Human rights activist Vickram Crishna, who fights for protection of personal privacy and was one of the petitioners to the Supreme Court against Aadhaar had this to say on his fight against Aadhaar, “Primarily when we took up this case against Aadhaar, the first thing that attracted us was that our civil liberties were being put at risk. Being brought up in Delhi, under the shadow Rashtrapati Bhavan and the Supreme Court, it never occurred to me that as citizens of India, our fundamental rights are not being protected. The government challenged our fundamental rights and said no you don’t have a right to your own body, your own privacy. Not only were our civil liberties at risk, but it was being done in an extremely casual and very technically weak manner.”
Present at the gathering were also other activists and concerned citizens, such as Raghu Godavar, a member of the ‘Rethink Aadhaar’ campaign, Kamyani Bali Mahabal, Adv Murali Neelakanthan, RN Bhaskar and Jude D’Souza.
Senior counsellor Neelakathan shared his ordeal related to the Income Tax office and how one needs to link their Aadhaar for IT purposes as well. He questioned how can Aadhaar be used a means for identification when UIDAI says that it is in fact not an identity proof.

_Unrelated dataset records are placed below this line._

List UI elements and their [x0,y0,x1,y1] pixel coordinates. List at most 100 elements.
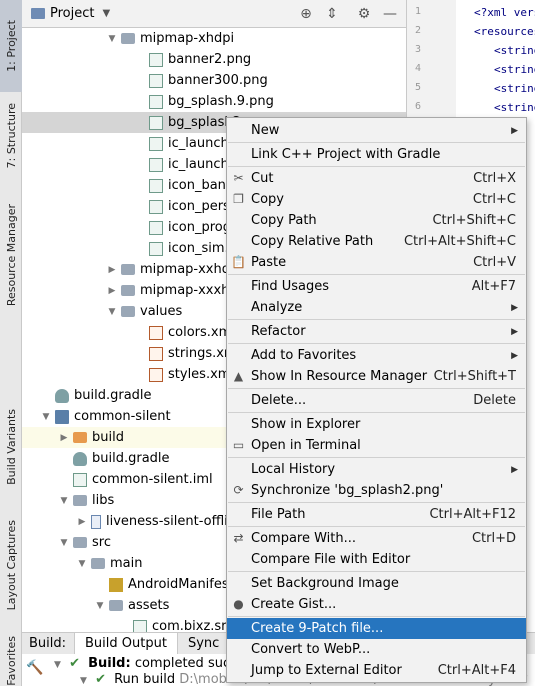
context-menu: New ▶ Link C++ Project with Gradle ✂ Cut Ctrl… [226,117,527,683]
code-line[interactable]: <string [494,63,535,76]
chevron-down-icon[interactable]: ▼ [40,412,52,422]
tab-sync[interactable]: Sync [178,633,229,655]
menu-item-label: Refactor [251,324,306,339]
chevron-down-icon[interactable]: ▼ [106,34,118,44]
menu-item-cut[interactable]: ✂ Cut Ctrl+X [227,168,526,189]
line-number: 3 [415,44,422,55]
folder-icon [73,537,87,548]
chevron-down-icon[interactable]: ▼ [54,660,61,670]
code-line[interactable]: <string [494,101,535,114]
menu-item-shortcut: Delete [473,393,516,408]
code-line[interactable]: <?xml versi [474,6,535,19]
menu-item-add-to-favorites[interactable]: Add to Favorites ▶ [227,345,526,366]
chevron-right-icon[interactable]: ▶ [106,265,118,275]
tab-structure-label: 7: Structure [4,103,18,169]
tree-row[interactable]: banner2.png [22,49,406,70]
menu-separator [228,319,525,320]
cut-icon: ✂ [233,171,244,185]
code-line[interactable]: <string [494,82,535,95]
menu-item-show-in-resource-manager[interactable]: ▲ Show In Resource Manager Ctrl+Shift+T [227,366,526,387]
project-view-selector[interactable]: Project [50,6,94,21]
project-folder-icon [31,8,45,19]
build-status-line[interactable]: ▼ ✔ Build: completed succe [54,656,245,671]
menu-item-copy-path[interactable]: Copy Path Ctrl+Shift+C [227,210,526,231]
code-line[interactable]: <resources> [474,25,535,38]
tree-row-label: icon_pers [168,199,230,214]
hammer-icon[interactable]: 🔨 [26,660,43,676]
tree-row-label: build [92,430,124,445]
tab-layout-captures[interactable]: Layout Captures [0,510,22,620]
locate-icon[interactable]: ⊕ [298,6,314,22]
menu-item-label: Copy Path [251,213,317,228]
chevron-down-icon[interactable]: ▼ [94,601,106,611]
xml-icon [149,367,163,382]
folder-icon [121,285,135,296]
menu-item-set-background-image[interactable]: Set Background Image [227,573,526,594]
gear-icon[interactable]: ⚙ [356,6,372,22]
tab-resource-manager[interactable]: Resource Manager [0,190,22,320]
menu-item-shortcut: Ctrl+Alt+F4 [437,663,516,678]
chevron-down-icon[interactable]: ▼ [106,307,118,317]
menu-item-delete[interactable]: Delete... Delete [227,390,526,411]
menu-item-create-9-patch-file[interactable]: Create 9-Patch file... [227,618,526,639]
check-icon: ✔ [69,656,80,671]
menu-item-copy[interactable]: ❐ Copy Ctrl+C [227,189,526,210]
tree-row-label: mipmap-xxxh [140,283,230,298]
menu-item-refactor[interactable]: Refactor ▶ [227,321,526,342]
file-icon [149,241,163,256]
compare-icon: ⇄ [233,531,244,545]
menu-item-find-usages[interactable]: Find Usages Alt+F7 [227,276,526,297]
tree-row-label: icon_bank [168,178,234,193]
menu-item-label: Paste [251,255,287,270]
gradle-icon [73,451,87,466]
chevron-right-icon: ▶ [511,302,518,313]
tab-project[interactable]: 1: Project [0,0,22,92]
menu-item-analyze[interactable]: Analyze ▶ [227,297,526,318]
tree-row-label: values [140,304,183,319]
menu-item-create-gist[interactable]: ● Create Gist... [227,594,526,615]
menu-item-file-path[interactable]: File Path Ctrl+Alt+F12 [227,504,526,525]
terminal-icon: ▭ [232,438,245,452]
tree-row[interactable]: banner300.png [22,70,406,91]
resource-manager-icon: ▲ [233,369,244,383]
tab-favorites[interactable]: Favorites [0,636,22,686]
menu-item-convert-to-webp[interactable]: Convert to WebP... [227,639,526,660]
tab-structure[interactable]: 7: Structure [0,92,22,180]
check-icon: ✔ [95,672,106,686]
menu-item-shortcut: Alt+F7 [471,279,516,294]
tab-build-variants-label: Build Variants [4,409,18,485]
tab-layout-captures-label: Layout Captures [4,519,18,611]
chevron-down-icon[interactable]: ▼ [58,496,70,506]
tab-build-output[interactable]: Build Output [74,632,178,655]
tree-row[interactable]: ▼ mipmap-xhdpi [22,28,406,49]
menu-item-compare-file-with-editor[interactable]: Compare File with Editor [227,549,526,570]
tab-build-variants[interactable]: Build Variants [0,398,22,496]
menu-item-open-in-terminal[interactable]: ▭ Open in Terminal [227,435,526,456]
chevron-right-icon[interactable]: ▶ [76,517,88,527]
folder-icon [91,558,105,569]
menu-item-synchronize-bg-splash2-png[interactable]: ⟳ Synchronize 'bg_splash2.png' [227,480,526,501]
code-line[interactable]: <string [494,44,535,57]
menu-item-show-in-explorer[interactable]: Show in Explorer [227,414,526,435]
chevron-down-icon[interactable]: ▼ [102,8,110,19]
menu-item-local-history[interactable]: Local History ▶ [227,459,526,480]
chevron-down-icon[interactable]: ▼ [76,559,88,569]
chevron-right-icon[interactable]: ▶ [58,433,70,443]
menu-item-paste[interactable]: 📋 Paste Ctrl+V [227,252,526,273]
menu-item-jump-to-external-editor[interactable]: Jump to External Editor Ctrl+Alt+F4 [227,660,526,681]
file-icon [149,136,163,151]
collapse-all-icon[interactable]: ⇕ [324,6,340,22]
menu-item-link-c-project-with-gradle[interactable]: Link C++ Project with Gradle [227,144,526,165]
menu-item-new[interactable]: New ▶ [227,120,526,141]
chevron-down-icon[interactable]: ▼ [80,676,87,686]
hide-icon[interactable]: — [382,6,398,22]
chevron-down-icon[interactable]: ▼ [58,538,70,548]
menu-item-copy-relative-path[interactable]: Copy Relative Path Ctrl+Alt+Shift+C [227,231,526,252]
menu-item-compare-with[interactable]: ⇄ Compare With... Ctrl+D [227,528,526,549]
tab-resource-manager-label: Resource Manager [4,203,18,307]
tree-row[interactable]: bg_splash.9.png [22,91,406,112]
chevron-right-icon[interactable]: ▶ [106,286,118,296]
tab-project-label: 1: Project [4,20,18,72]
menu-item-shortcut: Ctrl+X [473,171,516,186]
menu-item-label: Delete... [251,393,307,408]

Yogesh Sapkale, director-projects, of Moneylife Foundation, also shared his views saying, “In the past 10 years that I have witnessed the fight against Aadhaar, I have seen that until you resist, the other side will pressurize you into submission. For example, if you want to acquire a new SIM card from a mobile operator or port your number to a different operator, the representative would first ask for your Aadhaar and say the activation will be done in few hours. If you resist, they will say SIM activation will take 2-3 days. But why do you want activation to be done in few hours, especially for a new number, which is not known to others? And when you resist submitting Aadhaar, they will finally relent and accept other valid documents required for your know-your-customer (KYC) requirement.”
Sharing some important lines from the constitution, Raghu Godavar summed up the session by quoting a very important line from the book The Transformative Constitution authored by Gautam Bhatia, “…that the individual shall not be required to relinquish any of his constitutional rights as a condition precedent to the receipt of privilege. That the state shall not delegate powers to private persons to govern others.”